2. The method of administering a drug formulation of claim 1, further comprising:

depositing the nanoparticle composition past a nasal valve anatomical feature.

3. The method of administering a drug formulation of claim 1, wherein the composition comprises an average particles size smaller than 10 μm in a non-powder formulation.

4. The method of administering a drug formulation of claim 1, wherein the composition comprises an average particles size of approximately 200-300 nm in a dry powder formulation.

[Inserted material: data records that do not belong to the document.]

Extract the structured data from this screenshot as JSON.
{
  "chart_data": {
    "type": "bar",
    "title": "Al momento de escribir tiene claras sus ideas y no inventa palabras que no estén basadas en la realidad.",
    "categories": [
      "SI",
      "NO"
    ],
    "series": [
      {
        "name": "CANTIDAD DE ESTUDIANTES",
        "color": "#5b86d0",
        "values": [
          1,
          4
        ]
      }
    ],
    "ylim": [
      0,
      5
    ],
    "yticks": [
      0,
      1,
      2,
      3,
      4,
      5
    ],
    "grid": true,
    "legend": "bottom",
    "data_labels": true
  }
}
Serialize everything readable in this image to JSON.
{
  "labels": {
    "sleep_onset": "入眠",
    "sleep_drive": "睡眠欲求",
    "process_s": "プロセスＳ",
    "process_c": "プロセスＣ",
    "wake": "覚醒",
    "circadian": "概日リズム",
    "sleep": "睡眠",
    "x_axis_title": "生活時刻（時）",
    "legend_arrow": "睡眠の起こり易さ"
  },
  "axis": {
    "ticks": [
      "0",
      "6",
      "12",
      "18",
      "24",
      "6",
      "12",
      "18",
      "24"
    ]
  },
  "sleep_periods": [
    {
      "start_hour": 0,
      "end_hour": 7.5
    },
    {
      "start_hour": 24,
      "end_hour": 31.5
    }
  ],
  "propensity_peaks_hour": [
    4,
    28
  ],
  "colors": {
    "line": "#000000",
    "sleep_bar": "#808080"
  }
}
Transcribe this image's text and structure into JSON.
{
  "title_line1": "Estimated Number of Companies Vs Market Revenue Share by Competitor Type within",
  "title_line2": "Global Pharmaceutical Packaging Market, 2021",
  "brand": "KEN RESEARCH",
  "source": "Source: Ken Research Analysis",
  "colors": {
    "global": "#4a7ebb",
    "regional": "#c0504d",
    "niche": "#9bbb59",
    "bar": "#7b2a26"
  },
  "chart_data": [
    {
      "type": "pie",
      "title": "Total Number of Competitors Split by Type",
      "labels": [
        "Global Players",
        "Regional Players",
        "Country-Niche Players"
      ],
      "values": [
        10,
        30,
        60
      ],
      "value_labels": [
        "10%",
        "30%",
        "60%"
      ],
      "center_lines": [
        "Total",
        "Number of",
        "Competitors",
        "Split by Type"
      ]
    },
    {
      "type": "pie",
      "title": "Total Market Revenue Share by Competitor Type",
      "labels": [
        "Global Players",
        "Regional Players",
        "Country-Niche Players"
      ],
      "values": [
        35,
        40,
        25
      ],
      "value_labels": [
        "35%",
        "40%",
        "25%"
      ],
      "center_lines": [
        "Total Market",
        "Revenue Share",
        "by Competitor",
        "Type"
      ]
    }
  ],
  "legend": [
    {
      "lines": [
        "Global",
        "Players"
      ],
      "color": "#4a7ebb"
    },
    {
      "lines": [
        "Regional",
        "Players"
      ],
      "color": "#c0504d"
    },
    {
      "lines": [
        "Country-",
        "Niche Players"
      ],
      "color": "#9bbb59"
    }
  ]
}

5. The method of administering a drug formulation of claim 1, further comprising treating depression such as PTSD, Autism Spectrum Disorder, acute and chronic pain, post-operative pain, pain secondary to central sensitization, acute and chronic nociceptive, cancer and neuropathic pain, breakthrough pain, migraine and cluster headache, and acute and chronic issues by nature.

6. The method of administering a drug formulation of claim 1, further comprising treating acute and chronic nociceptive pain, acute and chronic neuropathic pain, fibromyalgia, migraine, tension-type headache, cluster headache, multiple other forms of pain secondary to cerebral and central hypersensitivity disorders, fibromyalgia, neuropathic, cancer and nociceptive pain

7. The method of administering a drug formulation of claim 1, wherein the hybridized esketamine formulation is in a liquid formulation at 15 mg to 80 mg of R(−)ketamine and/or S(+)ketamine.

8. A hybridized esketamine or ketamine drug formulation, comprising:

a nanoparticle composition of an effective amount of racemic mixture comprising a hybridized esketamine or ketamine using a chitosan or pectin excipient; and

a nanoparticle size smaller than about 10 μm in a liquid formulation and about 200-300 nm in a dry powder formulation.

9. The hybridized esketamine drug formulation of claim 8, further comprising administering the drug formulation intranasally past a nasal valve anatomical feature.

10. The hybridized esketamine and ketamine drug formulation of claim 8, further comprising administering the drug by one of a method consisting of intranasal, intravenous, or nose-to-brain (NTB).

11. The hybridized esketamine or ketamine drug formulation of claim 8, further comprising the use of either the chitosan encapsulated or dry powder formulations in dosages of 15 mg to 80 mg.

12. The ketamine drug formulation of claim 8, further comprising the use of either racemic or non-racemic hybridized esketamine formulations of ketamine.